- Occupation: Architect
- Awards: Te Kāhui Whaihanga New Zealand Institute of Architects Southern Awards

= Anna-Marie Chin =

New Zealand architect

Anna-Marie Chin is a New Zealand registered architect based in Arrowtown. She has won several awards for her architecture.

==Biography==
Chin grew up in Otago and Southland, and had family holidays in Arrowtown and Central Otago, which she says influenced her decision to study architecture. She runs her own practice, Anna-Marie Chin Architects, in Arrowtown.

In 2016, a home designed by Chin won Best Small Home. In 2022, the same home won the Home of the Year Award.

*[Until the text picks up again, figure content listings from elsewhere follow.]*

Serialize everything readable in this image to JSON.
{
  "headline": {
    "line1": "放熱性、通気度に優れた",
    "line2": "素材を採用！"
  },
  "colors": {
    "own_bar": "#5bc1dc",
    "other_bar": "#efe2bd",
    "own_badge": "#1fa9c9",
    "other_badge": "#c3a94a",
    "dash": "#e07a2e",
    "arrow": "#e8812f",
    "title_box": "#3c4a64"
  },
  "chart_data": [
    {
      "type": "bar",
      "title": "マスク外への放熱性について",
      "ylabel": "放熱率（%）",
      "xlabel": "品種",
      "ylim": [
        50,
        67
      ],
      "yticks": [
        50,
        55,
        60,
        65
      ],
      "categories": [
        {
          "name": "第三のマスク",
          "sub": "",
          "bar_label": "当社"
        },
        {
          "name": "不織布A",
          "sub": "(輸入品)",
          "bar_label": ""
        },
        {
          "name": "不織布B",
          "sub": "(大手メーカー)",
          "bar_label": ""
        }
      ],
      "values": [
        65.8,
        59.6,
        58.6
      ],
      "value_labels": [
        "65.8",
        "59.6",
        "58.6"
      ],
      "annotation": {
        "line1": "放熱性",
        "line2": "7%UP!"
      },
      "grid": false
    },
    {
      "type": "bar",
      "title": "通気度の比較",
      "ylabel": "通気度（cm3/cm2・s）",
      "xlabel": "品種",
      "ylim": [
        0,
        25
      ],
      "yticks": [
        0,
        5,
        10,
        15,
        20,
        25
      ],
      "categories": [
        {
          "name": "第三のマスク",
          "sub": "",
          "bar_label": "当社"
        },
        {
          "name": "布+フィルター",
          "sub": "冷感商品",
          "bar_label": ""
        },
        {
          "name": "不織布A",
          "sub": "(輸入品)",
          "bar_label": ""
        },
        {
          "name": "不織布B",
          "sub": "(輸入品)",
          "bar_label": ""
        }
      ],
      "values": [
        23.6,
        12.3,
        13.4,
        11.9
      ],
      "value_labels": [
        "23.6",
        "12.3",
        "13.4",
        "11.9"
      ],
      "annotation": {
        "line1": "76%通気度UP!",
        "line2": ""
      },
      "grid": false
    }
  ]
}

In the 2019 Te Kāhui Whaihanga New Zealand Institute of Architects Southern Awards, Chin's firm won two awards: in the Housing – Alterations and Additions category and the Commercial Architecture category. In the same awards in 2021, her firm won an award in the Housing category. In the 2023 awards, Chin's firm won twice: in the Housing category and the Housing – Alterations & Additions category. Chin was a finalist in the Architecture + Women NZ Chrystall Excellence Award, which acknowledged her exploration on the relationship of a site's materiality and geology in her architecture.

In 2021, Chin was the featured architect in an episode of series one of the six-part television documentary series Designing Dreams presented by Matthew Ridge on Prime Television.

Chin's design of the Alexandra Rock House won the Southern region NZIA Housing Award in 2024 with the judges commenting, "...a beautiful interplay of levels suspended above the rock".